No Country for Old Men

Over the years I’ve learned that safety is relative, unfortunately through no experience of my own. Instead I’ve watched some of my closest friends deal with some of the worst incidents that many times occurred in broad day light. Anywhere, any place, any time, anything can happen, and it feels like while this is happening, God or whatever being you believe in, the one being that can perhaps keeps you safe, is always a step behind. But those things that happen, those horrible things, don’t they feel like they’re getting worse. That the evil in the world is becoming braver and using more extreme methods to produce the carnage they want to produce? Where does that leave the people who came from a simpler time?

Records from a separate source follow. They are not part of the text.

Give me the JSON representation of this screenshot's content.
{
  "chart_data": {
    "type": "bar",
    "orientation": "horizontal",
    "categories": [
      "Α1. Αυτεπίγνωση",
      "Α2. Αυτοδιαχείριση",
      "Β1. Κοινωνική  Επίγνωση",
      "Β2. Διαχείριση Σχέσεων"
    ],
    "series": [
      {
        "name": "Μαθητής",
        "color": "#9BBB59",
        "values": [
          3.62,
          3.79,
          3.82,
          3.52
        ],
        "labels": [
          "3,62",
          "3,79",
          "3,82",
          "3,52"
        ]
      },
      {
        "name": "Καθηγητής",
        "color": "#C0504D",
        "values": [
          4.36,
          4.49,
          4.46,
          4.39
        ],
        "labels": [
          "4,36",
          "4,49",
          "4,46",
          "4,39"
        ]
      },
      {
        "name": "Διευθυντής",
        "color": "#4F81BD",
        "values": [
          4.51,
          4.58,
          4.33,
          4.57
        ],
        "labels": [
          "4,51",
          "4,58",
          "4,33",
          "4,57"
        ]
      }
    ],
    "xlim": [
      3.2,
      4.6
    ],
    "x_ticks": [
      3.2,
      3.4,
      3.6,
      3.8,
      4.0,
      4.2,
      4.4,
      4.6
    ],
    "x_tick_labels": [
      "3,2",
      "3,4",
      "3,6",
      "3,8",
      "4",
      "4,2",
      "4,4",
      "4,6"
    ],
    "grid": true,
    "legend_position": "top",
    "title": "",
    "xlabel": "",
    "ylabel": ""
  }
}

That is the basic, blanketing idea behind the title of No Country for Old Men, but as far as ideas in the movie goes, you’ll find yourself chasing each line, looking desperately for meaning in every word uttered and image seen. That’s how well crafted the Coen Brother’s newest crime film outing is. Like Fargo they take advantage of there setting, this time Texas, and create a mood with their characters unparralelled by other filmmakers. They’re fluency in film language has been perfected to the point over the years that even in shots that other directors would find a waste of effort, there’s a stark realism, sometimes those things are so realistic they come off as surrealistic. In every shot a story is being told, or an emotion is being conveyed, or an idea is being sought after.